Guide
How to remove API keys and tokens from screenshots
To remove API keys and tokens from screenshots, identify every visible secret, redact the pixels permanently, review OCR output, and share only after confirming the export is flattened.
Quick answer
To remove API keys and tokens from a screenshot, find every visible secret, black it out permanently, verify the export with a quick text-extraction pass, and only then share. Use a solid blackout, not blur, because blur can sometimes be reversed.
In Captorify, suggested redactions can auto-detect common key formats for you to review, and the blackout is baked into the exported image so the secret is gone from the file you send.
What to check
Secrets show up in more places than the obvious code block. Check terminal output, environment variable panels, network request headers, config files, URLs with tokens in query strings, and anything copied to the clipboard preview.
- Provider keys (Stripe, GitHub tokens, AWS IDs)
- High-entropy tokens (32+ character random strings)
- Bearer tokens and session cookies in request headers
- Connection strings and passwords in config or .env views
- Tokens embedded in URLs in the address bar
Fake key demo
When documenting the workflow, use a clearly fake key (a dummy value that matches the format but is not a live secret) so you never publish a real one while demonstrating redaction.

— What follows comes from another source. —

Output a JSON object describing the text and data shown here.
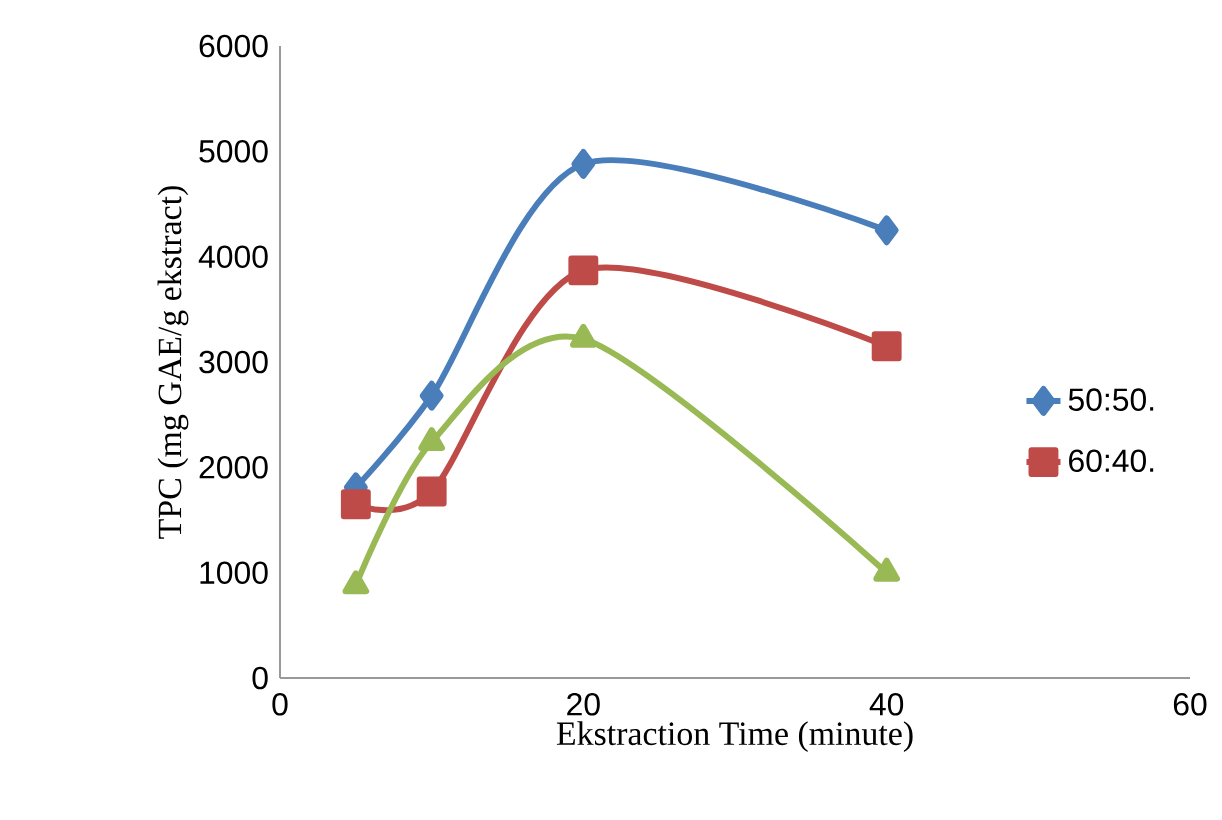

This also lets you confirm that suggested redaction detects the pattern and that your blackout fully covers it before you do it for real.
Redaction steps
Open the capture, select the redaction tool, and choose blackout. Review any suggested redactions Captorify flags for key-like patterns, then draw over anything it missed. Cover the entire secret, including any visible prefix or surrounding characters.

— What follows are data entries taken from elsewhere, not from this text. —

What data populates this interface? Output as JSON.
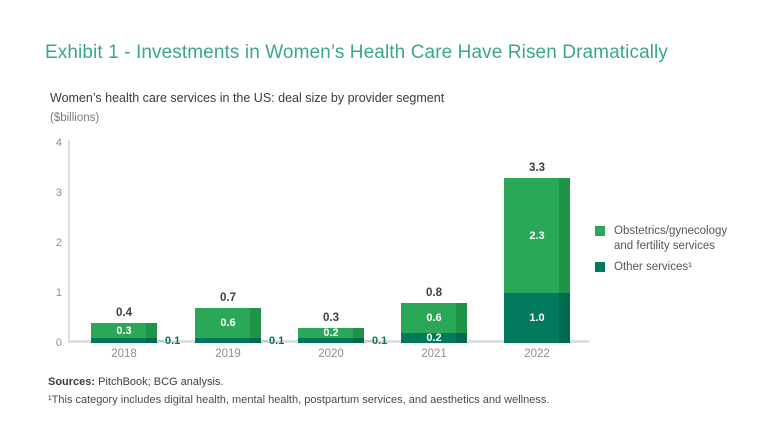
{
  "title": "Exhibit 1 - Investments in Women’s Health Care Have Risen Dramatically",
  "subtitle": "Women’s health care services in the US: deal size by provider segment",
  "units_label": "($billions)",
  "chart_data": {
    "type": "bar",
    "stacked": true,
    "title": "Women’s health care services in the US: deal size by provider segment",
    "ylabel": "($billions)",
    "categories": [
      "2018",
      "2019",
      "2020",
      "2021",
      "2022"
    ],
    "series": [
      {
        "name": "Obstetrics/gynecology and fertility services",
        "stack_position": "top",
        "values": [
          0.3,
          0.6,
          0.2,
          0.6,
          2.3
        ],
        "value_labels": [
          "0.3",
          "0.6",
          "0.2",
          "0.6",
          "2.3"
        ],
        "color": "#2aa857",
        "edge_color": "#1f9449"
      },
      {
        "name": "Other services¹",
        "stack_position": "bottom",
        "values": [
          0.1,
          0.1,
          0.1,
          0.2,
          1.0
        ],
        "value_labels": [
          "0.1",
          "0.1",
          "0.1",
          "0.2",
          "1.0"
        ],
        "color": "#00795c",
        "edge_color": "#006a50"
      }
    ],
    "totals": [
      0.4,
      0.7,
      0.3,
      0.8,
      3.3
    ],
    "total_labels": [
      "0.4",
      "0.7",
      "0.3",
      "0.8",
      "3.3"
    ],
    "ylim": [
      0,
      4
    ],
    "yticks": [
      "0",
      "1",
      "2",
      "3",
      "4"
    ],
    "grid": false,
    "legend_position": "right"
  },
  "legend": {
    "items": [
      {
        "label": "Obstetrics/gynecology and fertility services",
        "color": "#2aa857"
      },
      {
        "label": "Other services¹",
        "color": "#00795c"
      }
    ]
  },
  "footer": {
    "sources_label": "Sources:",
    "sources_text": " PitchBook; BCG analysis.",
    "footnote": "¹This category includes digital health, mental health, postpartum services, and aesthetics and wellness."
  },
  "colors": {
    "title_text": "#3aa78c",
    "bar_light_green": "#2aa857",
    "bar_dark_green": "#00795c",
    "axis_line": "#dedede",
    "axis_text": "#8e8e8e",
    "total_label_text": "#3d3d3d",
    "inner_label_text": "#ffffff",
    "outside_label_text": "#00795c",
    "leader_dash": "#c9c9c9"
  }
}
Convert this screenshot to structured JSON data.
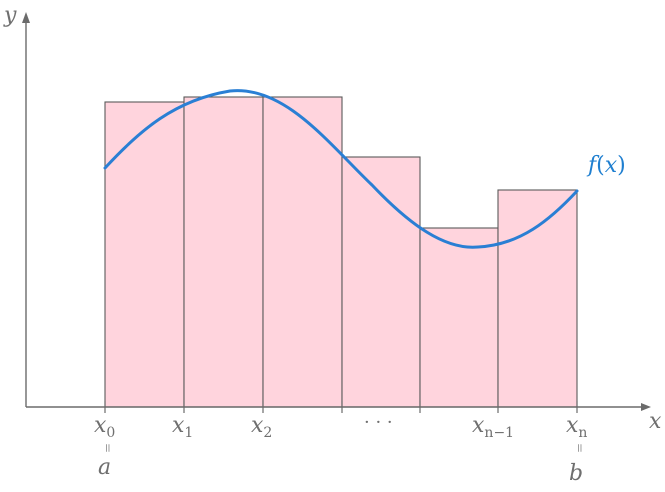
{
  "axes": {
    "x_label": "x",
    "y_label": "y"
  },
  "function_label": {
    "name": "f",
    "open": "(",
    "arg": "x",
    "close": ")"
  },
  "ticks": [
    {
      "base": "x",
      "sub": "0"
    },
    {
      "base": "x",
      "sub": "1"
    },
    {
      "base": "x",
      "sub": "2"
    },
    {
      "base": "",
      "sub": "",
      "text": "· · ·"
    },
    {
      "base": "x",
      "sub": "n−1"
    },
    {
      "base": "x",
      "sub": "n"
    }
  ],
  "endpoints": {
    "left": {
      "eq": "=",
      "label": "a"
    },
    "right": {
      "eq": "=",
      "label": "b"
    }
  },
  "colors": {
    "rect_fill": "#ffd4dd",
    "curve": "#2a7fd4",
    "axis": "#6b6b6b"
  }
}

Export a flattened image so the redaction is baked in. Do not send a layered or editable source file.
OCR review
As a final check, run text extraction on the redacted export. Captorify does this locally in the browser with on-device OCR (Pro), so the screenshot is not uploaded just to read its text. If the extracted text still contains any part of a secret, the redaction missed something.
A clean OCR pass over the export gives you confidence the blackout actually covered the value.
Sharing controls
Once the secret is removed, share the flattened export. For anything that still carries residual risk, prefer a Captorify share link (Pro) with a password and expiry over a permanent attachment, so you can revoke access if needed.
Incident boundary
Redacting a screenshot protects future viewers, but it does not undo a leak that already happened. If a real key was ever visible in a sent or posted image, treat it as compromised and rotate it.
Captorify helps you stop exposing the secret going forward; rotation and incident response are still your responsibility.